Abstract
Introduction
Femoral neck fracture is a common injury in elderly patients. To restore the activity with an acceptable morbidity and to decrease of mortality, surgical procedures are thought to be superior to conservative treatments. Osteosynthesis with internal fixation for nondisplaced type, and hemiarthroplasty or total hip replacement (hip arthroplasties) for displaced type are commonly performed.
Cemented arthroplasty has been preferred over non-cemented arthroplasty because of less postoperative pain, better mobility and excellent initial fixation of the implant, especially for osteoporotic and stove-pipe bones. However, pressurizing bone cement may cause cardiorespiratory and vascular complications, and occasionally death, which has been termed as “bone cement implantation syndrome”. To avoid the occurrence of this syndrome, non-cemented implants have been developed. However, most implants with the press fit concepts and flat wedge taper designs have a risk of intraoperative and early postoperative periprosthetic fracture.
Recently, we have employed a non-cemented femoral component, which has a lateral expansion to the proximal body as compared to a conventional hip stem.
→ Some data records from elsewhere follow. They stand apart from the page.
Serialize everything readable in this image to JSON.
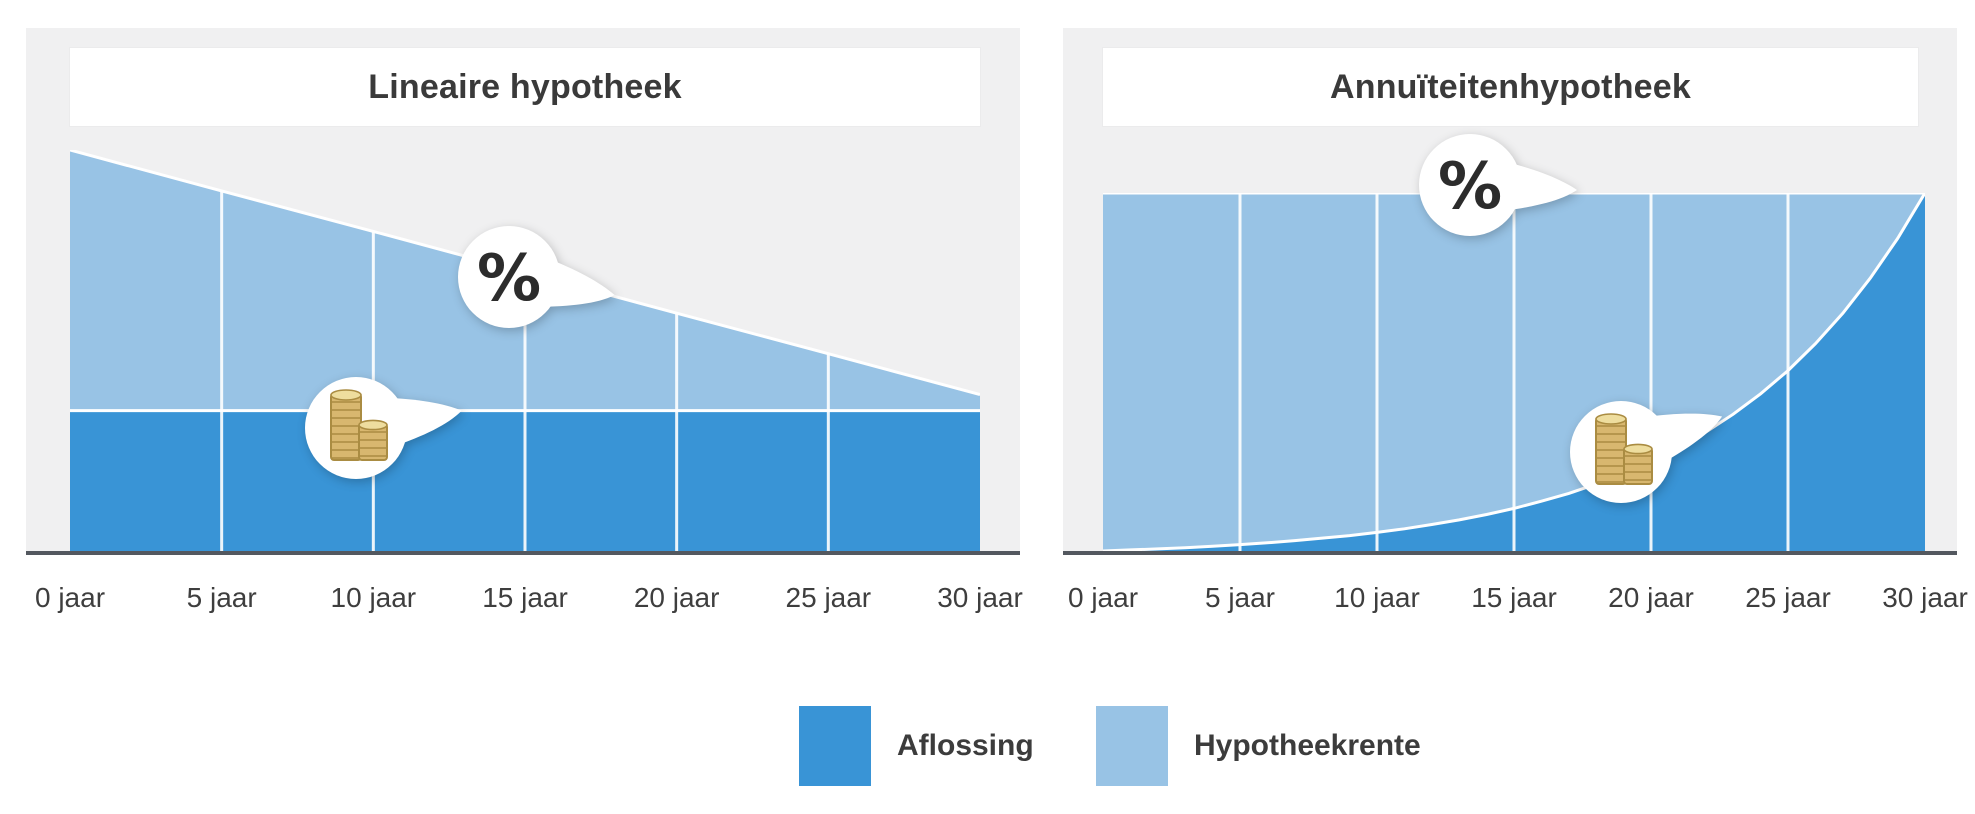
{
  "colors": {
    "aflossing": "#3994d6",
    "hypotheekrente": "#98c3e5",
    "panel_background": "#f0f0f1",
    "axis_line": "#53585f",
    "gridline": "#ffffff",
    "boundary_line": "#ffffff",
    "title_text": "#3a3a3a",
    "tick_label_text": "#3e3e3e",
    "bubble_background": "#ffffff",
    "percent_glyph": "#2c2c2c",
    "coin_gold": "#d8b76f"
  },
  "legend": {
    "position": "bottom-center",
    "items": [
      {
        "label": "Aflossing",
        "color": "#3994d6"
      },
      {
        "label": "Hypotheekrente",
        "color": "#98c3e5"
      }
    ]
  },
  "chart_data": [
    {
      "type": "area",
      "subtype": "stacked-area",
      "title": "Lineaire hypotheek",
      "xlabel": "",
      "ylabel": "",
      "x_unit": "jaar",
      "x": [
        0,
        5,
        10,
        15,
        20,
        25,
        30
      ],
      "x_ticks": [
        0,
        5,
        10,
        15,
        20,
        25,
        30
      ],
      "x_tick_labels": [
        "0 jaar",
        "5 jaar",
        "10 jaar",
        "15 jaar",
        "20 jaar",
        "25 jaar",
        "30 jaar"
      ],
      "ylim": [
        0,
        100
      ],
      "grid": "vertical-white-lines",
      "series": [
        {
          "name": "Aflossing",
          "color": "#3994d6",
          "stack_order": "bottom",
          "values": [
            35,
            35,
            35,
            35,
            35,
            35,
            35
          ]
        },
        {
          "name": "Hypotheekrente",
          "color": "#98c3e5",
          "stack_order": "top",
          "values": [
            65,
            54.8,
            44.7,
            34.5,
            24.3,
            14.2,
            4
          ]
        }
      ],
      "annotations": [
        {
          "id": "percent-bubble",
          "label": "%",
          "icon": "percent-icon",
          "attached_to": "hypotheekrente-upper-edge"
        },
        {
          "id": "coins-bubble",
          "label": "",
          "icon": "coin-stack-icon",
          "attached_to": "aflossing-upper-edge"
        }
      ]
    },
    {
      "type": "area",
      "subtype": "stacked-area",
      "title": "Annuïteitenhypotheek",
      "xlabel": "",
      "ylabel": "",
      "x_unit": "jaar",
      "x": [
        0,
        1,
        2,
        3,
        4,
        5,
        6,
        7,
        8,
        9,
        10,
        11,
        12,
        13,
        14,
        15,
        16,
        17,
        18,
        19,
        20,
        21,
        22,
        23,
        24,
        25,
        26,
        27,
        28,
        29,
        30
      ],
      "x_ticks": [
        0,
        5,
        10,
        15,
        20,
        25,
        30
      ],
      "x_tick_labels": [
        "0 jaar",
        "5 jaar",
        "10 jaar",
        "15 jaar",
        "20 jaar",
        "25 jaar",
        "30 jaar"
      ],
      "ylim": [
        0,
        100
      ],
      "grid": "vertical-white-lines",
      "series": [
        {
          "name": "Aflossing",
          "color": "#3994d6",
          "stack_order": "bottom",
          "values": [
            0,
            0.3,
            0.6,
            0.9,
            1.3,
            1.8,
            2.3,
            2.9,
            3.6,
            4.3,
            5.2,
            6.2,
            7.4,
            8.7,
            10.2,
            11.9,
            13.9,
            16.1,
            18.7,
            21.6,
            25,
            28.8,
            33.2,
            38.2,
            43.9,
            50.4,
            57.9,
            66.4,
            76.2,
            87.3,
            100
          ]
        },
        {
          "name": "Hypotheekrente",
          "color": "#98c3e5",
          "stack_order": "top",
          "values": [
            100,
            99.7,
            99.4,
            99.1,
            98.7,
            98.2,
            97.7,
            97.1,
            96.4,
            95.7,
            94.8,
            93.8,
            92.6,
            91.3,
            89.8,
            88.1,
            86.1,
            83.9,
            81.3,
            78.4,
            75,
            71.2,
            66.8,
            61.8,
            56.1,
            49.6,
            42.1,
            33.6,
            23.8,
            12.7,
            0
          ]
        }
      ],
      "annotations": [
        {
          "id": "percent-bubble",
          "label": "%",
          "icon": "percent-icon",
          "attached_to": "flat-total-top-edge"
        },
        {
          "id": "coins-bubble",
          "label": "",
          "icon": "coin-stack-icon",
          "attached_to": "aflossing-curve"
        }
      ]
    }
  ]
}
Because of this shape, which is called a “lateral flare”, this stem provides a physiological loading on both the medial and lateral endosteal surfaces of the femur. This is in contrast to conventional hip stem which prioritizes loading on the medial and metaphyseal /dyaphyseal surfaces of the femur. Moreover, the cross section of this stem is trapezoid with the flat posterior surface. This shape provides the stem with rotational stability along the long axis of the femur, and maximizes loading transfer to the posterior aspect of the proximal femur. These mechanical features avoid the need for aggressive impaction of the stem at the time of insertion. It is necessary to only tap gently to achieve the secure initial implant fixation by a “rest fit”. Thus, this technique reduces the risk of fracture.
Patients and methods
We employed this technique using a non-cemented lateral flare design device for displaced femoral neck fractures since 1996. Surgical procedures were performed with posterior approach under the spinal or epidural anesthesia. Full weight bearing ambulation with a walker was allowed on post-op day one.
Results and discussion
Since that time, we have had no femoral fracture, no dislocation of the hip, nor severe complications intraoperatively and post operatively. There has been no evidence of radiographic aseptic loosening or axial migration of the stems during this time period.
Conclusions
“Rest fit” surgical technique avoids complications associated with cemented and traditional non-cemented arthroplasties for displaced femoral neck fractures. It however requires specific geometric features to be included the designs of the femoral component to assure secure initiate fixation at the time of arthroplasty. Therefore, this lateral flare implants are effective for the treatment of the displaced type of femoral neck fracture.